Afin d’impacter tous les pays traversés, le tracé du gazoduc prévoit des connexions progressives entre les différents pays. Les premiers segments relieront le Maroc aux gisements gaziers de la Mauritanie et du Sénégal. Un autre tronçon connectera le Ghana à la Côte d’Ivoire. Enfin, une dernière section assurera la liaison entre le Ghana et les champs gaziers du Nigeria. En optant par la réalisation de segments autonomes, les initiateurs du projet tablent sur une mise en service échelonnée. Les premières livraisons de gaz issues des phases initiales sont attendues pour 2031.

Les travaux du gazoduc devraient démarrer en 2028 pour une première livraison du gaz prévue en 2031. Le gazoduc aura une capacité de transport annuelle cible de 31 milliards de mètres cubes de gaz naturel.

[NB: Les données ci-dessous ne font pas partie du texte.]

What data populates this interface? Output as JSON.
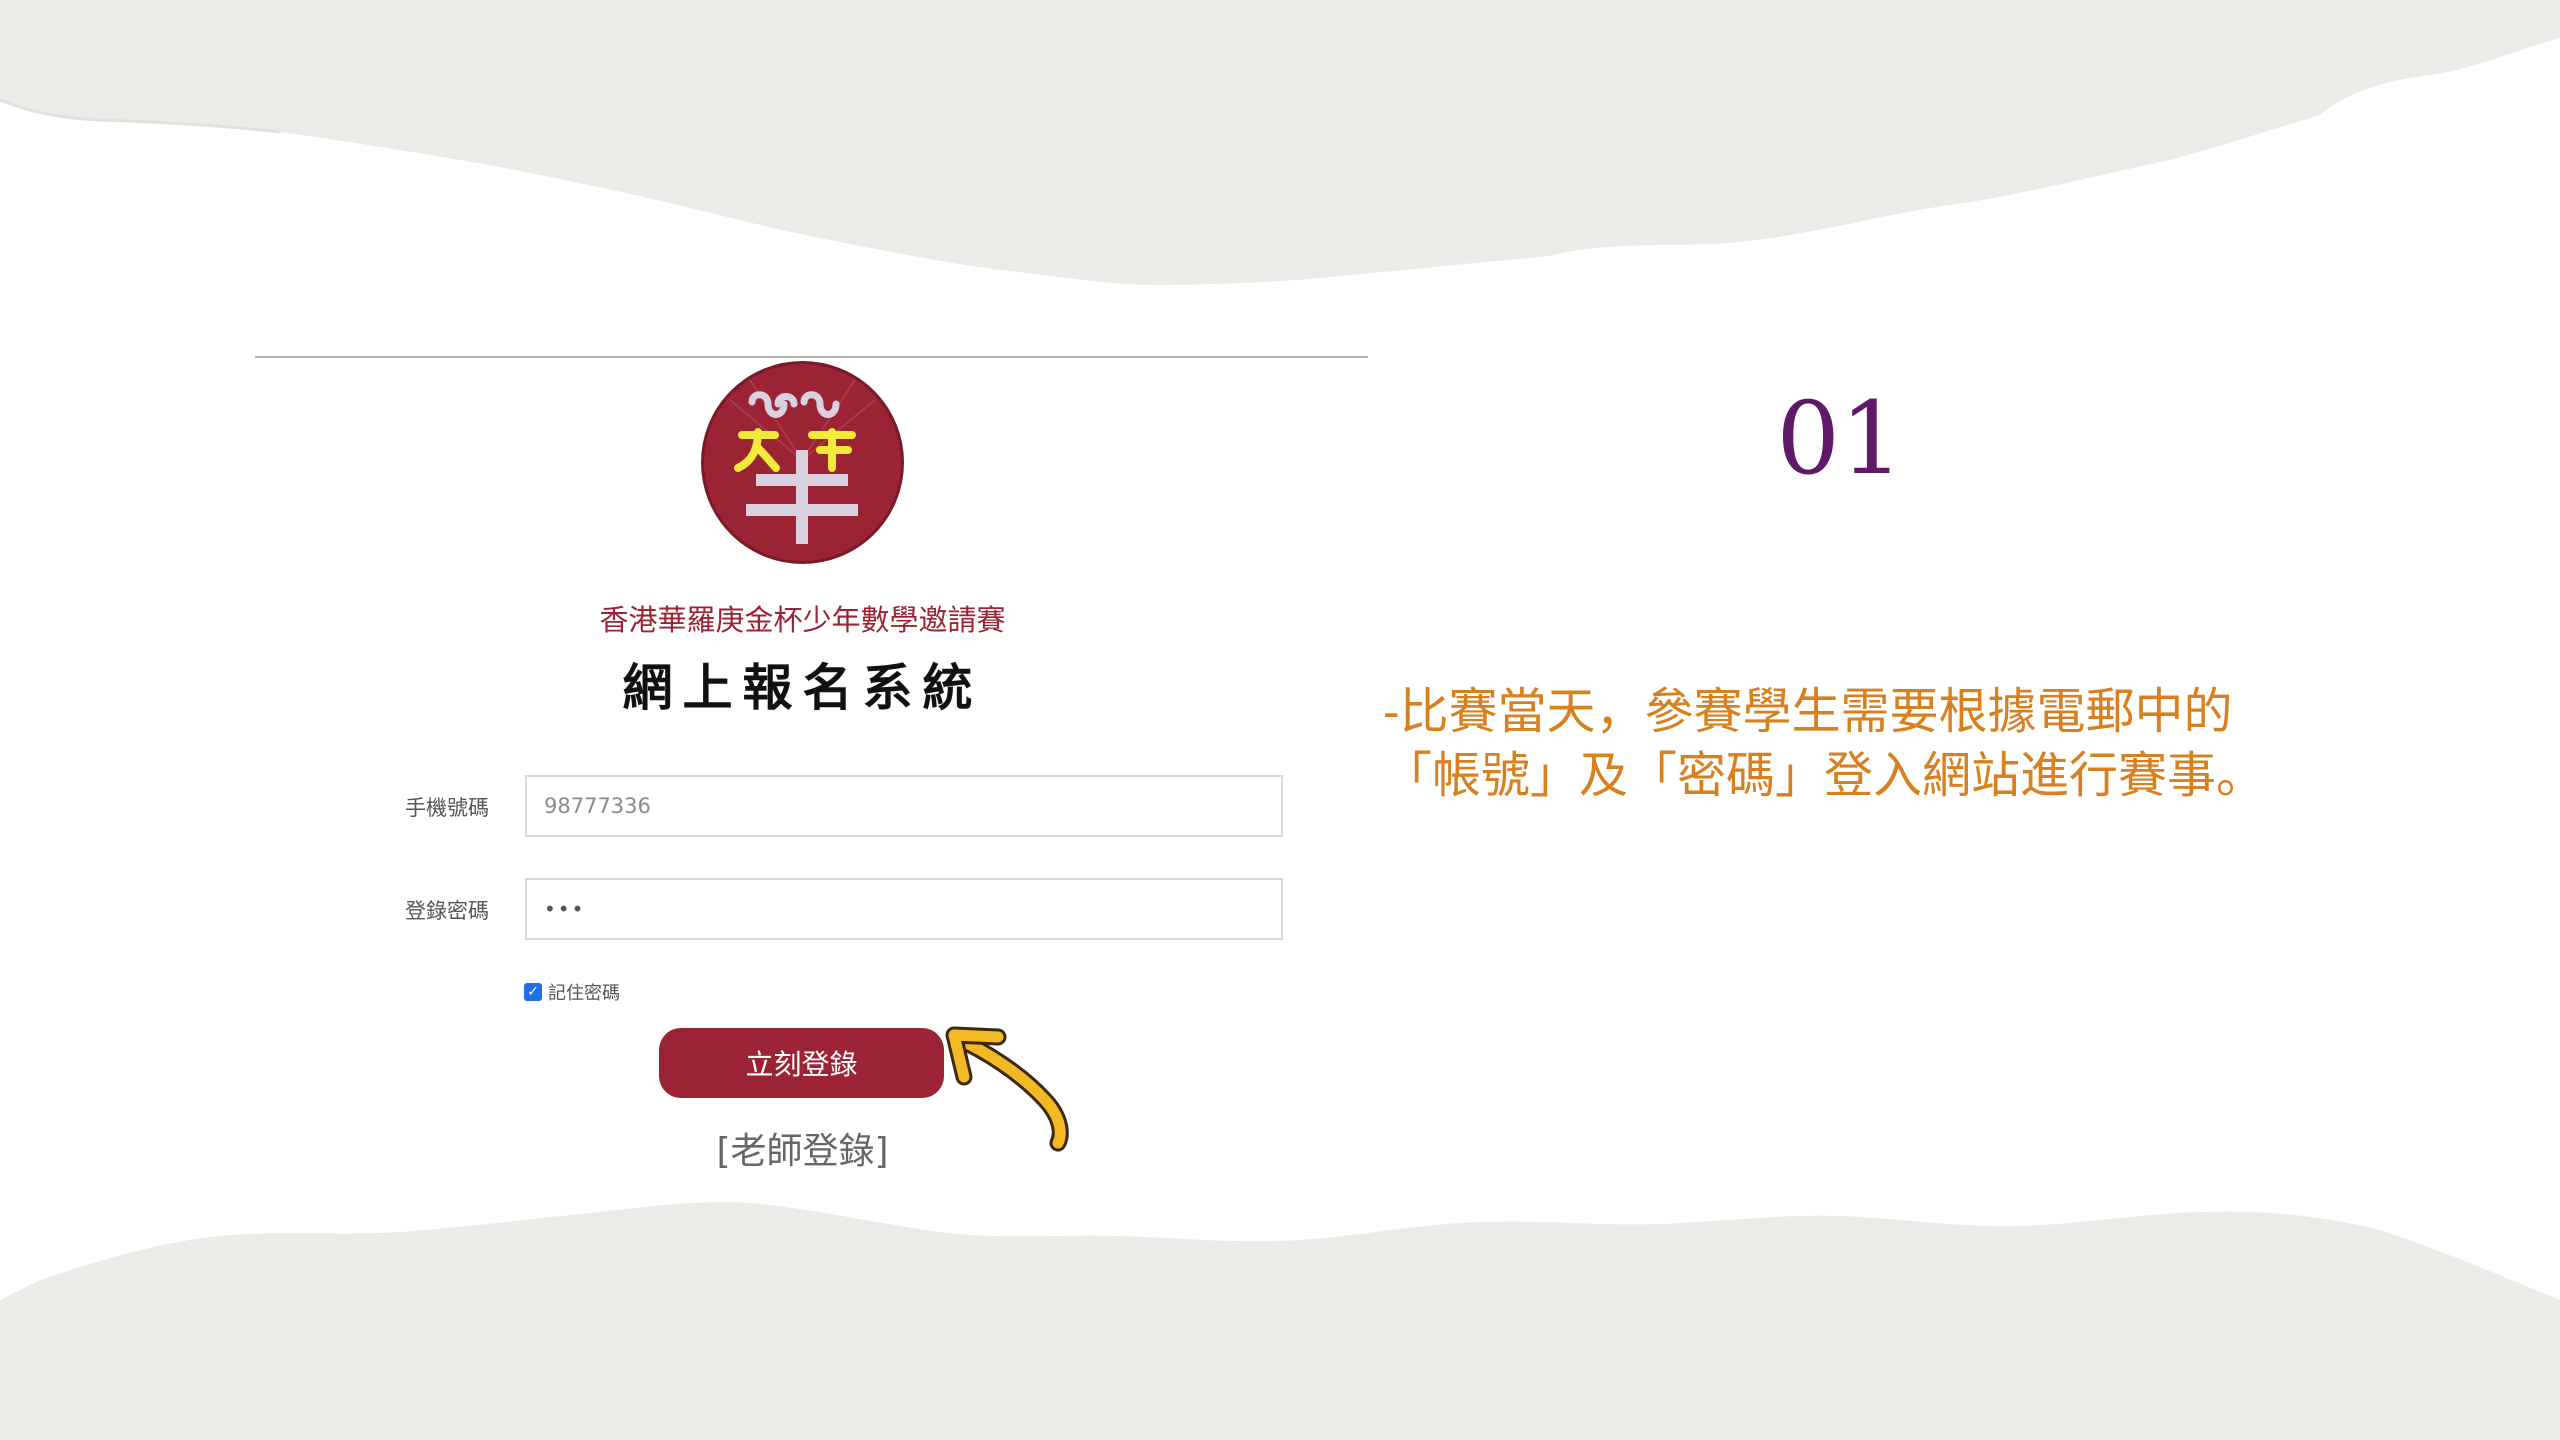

La moitié sera exportée vers le Maroc et l’Europe, tandis que le reste approvisionnera les marchés régionaux pour soutenir la production d’électricité et l’industrialisation.

Ainsi, une fois réalisé, ce gazoduc va contribuer à la sécurité énergétique de la région et constituer un levier essentiel de souveraineté, d’industrialisation et de prospérité partagée.

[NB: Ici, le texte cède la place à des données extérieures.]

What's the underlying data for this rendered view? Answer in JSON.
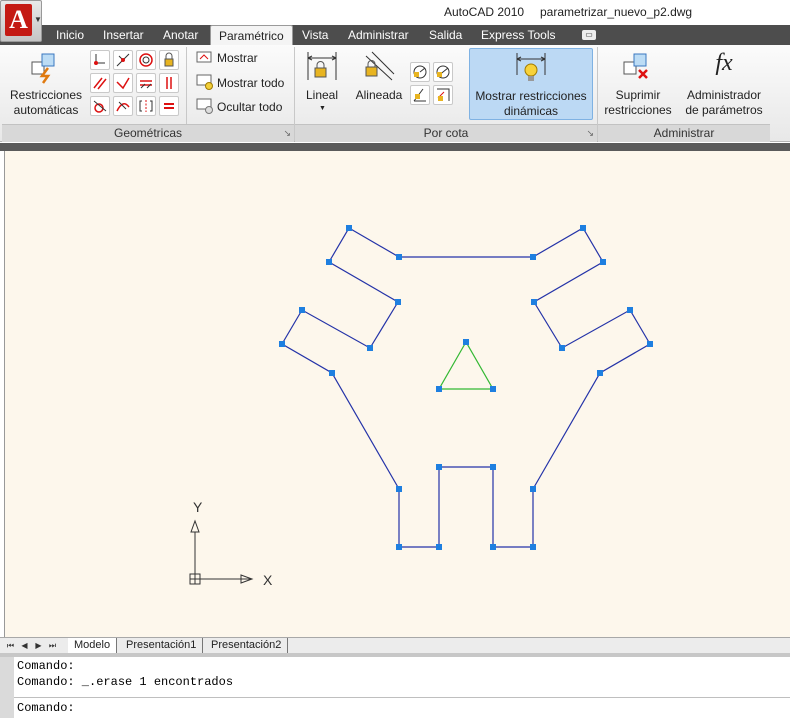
{
  "window": {
    "app_title": "AutoCAD 2010",
    "file_name": "parametrizar_nuevo_p2.dwg"
  },
  "app_button": {
    "logo_letter": "A",
    "icon": "autocad-logo-icon"
  },
  "tabs": [
    {
      "label": "Inicio"
    },
    {
      "label": "Insertar"
    },
    {
      "label": "Anotar"
    },
    {
      "label": "Paramétrico",
      "active": true
    },
    {
      "label": "Vista"
    },
    {
      "label": "Administrar"
    },
    {
      "label": "Salida"
    },
    {
      "label": "Express Tools"
    }
  ],
  "ribbon": {
    "auto_constraints": {
      "line1": "Restricciones",
      "line2": "automáticas"
    },
    "show": "Mostrar",
    "show_all": "Mostrar todo",
    "hide_all": "Ocultar todo",
    "linear": "Lineal",
    "aligned": "Alineada",
    "show_dynamic": {
      "line1": "Mostrar restricciones",
      "line2": "dinámicas"
    },
    "delete_constraints": {
      "line1": "Suprimir",
      "line2": "restricciones"
    },
    "param_manager": {
      "line1": "Administrador",
      "line2": "de parámetros"
    },
    "fx_symbol": "fx",
    "panels": {
      "geometric": "Geométricas",
      "dimensional": "Por cota",
      "manage": "Administrar"
    }
  },
  "drawing": {
    "y_axis_label": "Y",
    "x_axis_label": "X",
    "outline_color": "#2433a8",
    "triangle_color": "#33b833",
    "grip_color": "#1e7fe0",
    "background": "#fdf7ec"
  },
  "layout_tabs": [
    "Modelo",
    "Presentación1",
    "Presentación2"
  ],
  "command": {
    "line1": "Comando:",
    "line2": "Comando: _.erase 1 encontrados",
    "prompt": "Comando:"
  }
}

Ce gazoduc «a pour ambition de relier les ressources gazières de l’Afrique de l’Ouest aux principaux centres de consommation régionaux, tout en renforçant l’intégration des marchés énergétiques africains et en créant un nouveau corridor de développement reliant l’Afrique de l’Ouest, les États du Sahel, le Royaume du Maroc et l’Europe», a indiqué le communiqué commun de l’Office national des hydrocarbures et des mines du Maroc (ONHYM) et de la Nigerian National Petroleum Corporation (NNPC).

Estimées à 209.000 milliards de pieds cubes, le Nigeria dispose des premières réserves de gaz d’Afrique et les septièmes au monde. Cependant, ces réserves sont très faiblement exploitées, les dirigeants du pays ayant jusqu’à présent privilégié l’exploitation pétrolière au détriment du gaz.

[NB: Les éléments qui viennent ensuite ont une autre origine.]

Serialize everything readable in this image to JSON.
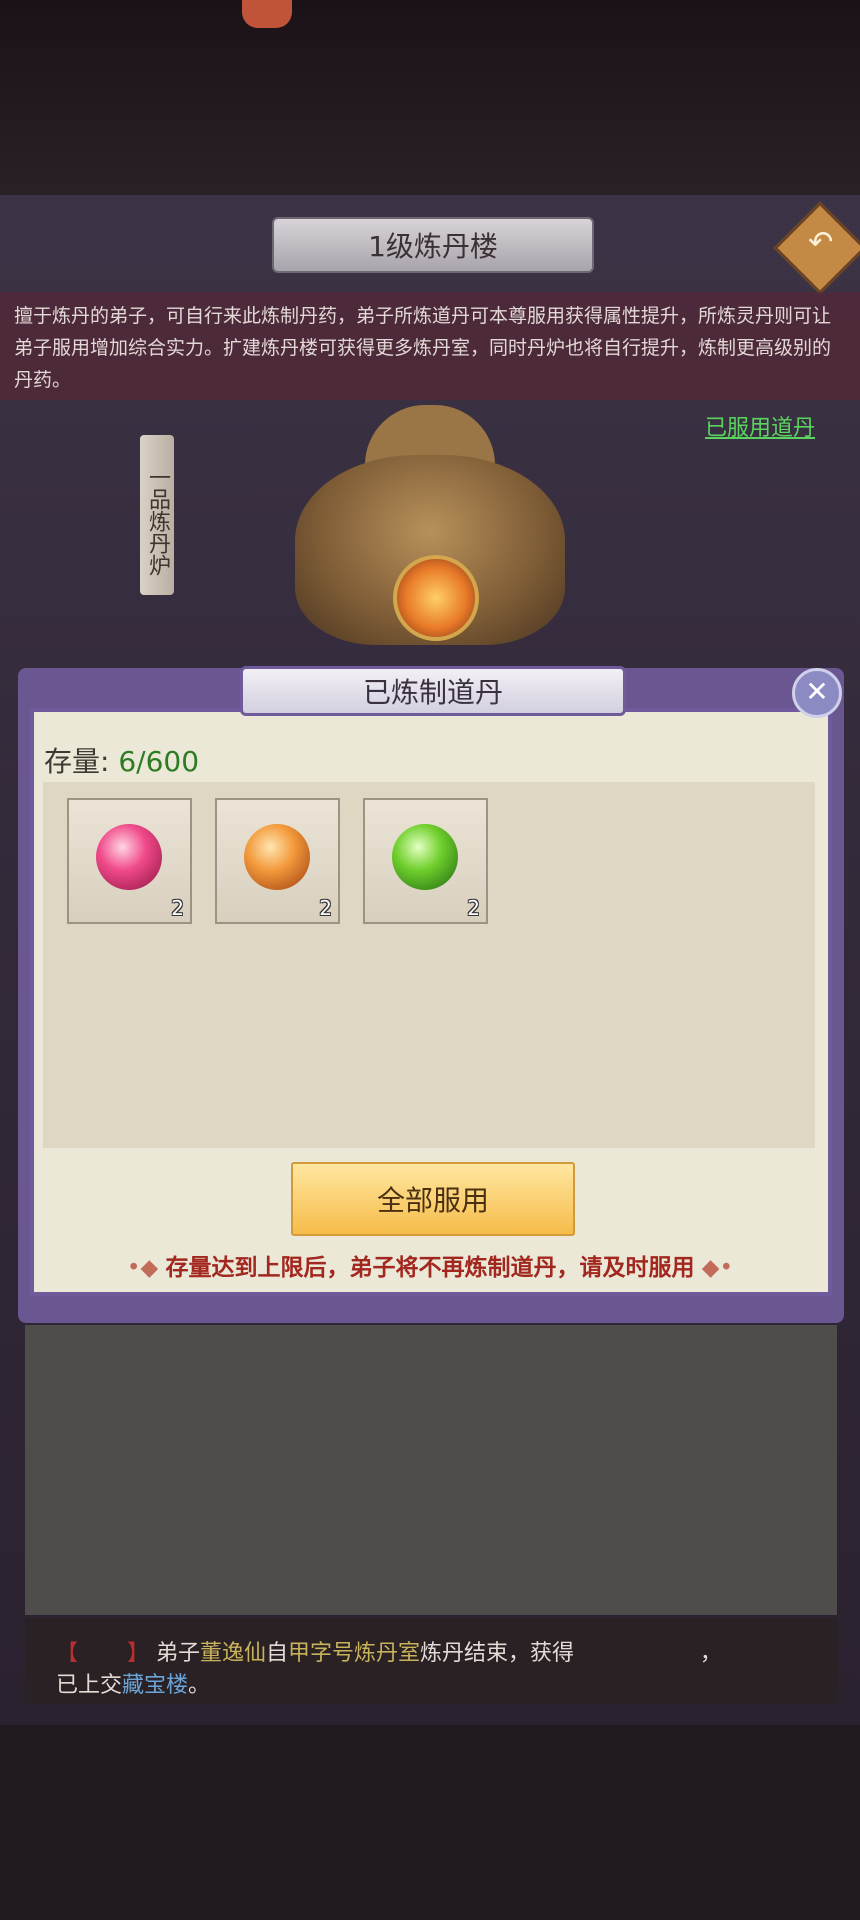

Toutefois, le bouleversement géopolitique mondial du gaz né avec la guerre Russie-Ukraine, a contraint l’Europe à chercher de nouvelles sources d’approvisionnement et le Nigeria compte en tirer profit. Pour le pays le plus peuplé d’Afrique qui exporte son gaz sous forme de GNL (Gaz naturel liquéfié), le gazoduc sera une aubaine et lui permettra d’expédier d’importantes quantités de gaz de manière efficiente, sécurisée et plus rentable.

Outre le Nigeria, la Côte d’Ivoire est devenue un producteur de gaz grâce à ses gisements Baleine et Calao. Au Sénégal, les gisement Singomar et Yaakar -Téranga avec des réserves récupérables évaluées à respectivement 70 et 1.400 milliards de mètres cubes peuvent contribuer à approvisionner le gazoduc Gazoduc Africain Atlantique. Il en est de même pour le gisement Grand Tortue Ahmeyim, situé à cheval sur la frontière Sénégalo-mauritanienne et entré en production en 2025. Ces réserves sont estimées à 1.400 milliards de mètres cubes dont 560 milliards récupérables.

Rappelons que l’idée du gazoduc a été lancée en 2016 par le Roi Mohammed VI lors d’une visite historique à Abuja. Depuis cette date, les équipes de l’Onhym et de la Nigerian national petroleum corporation n’ont cessé d’œuvrer pour la concrétisation de ce projet structurant.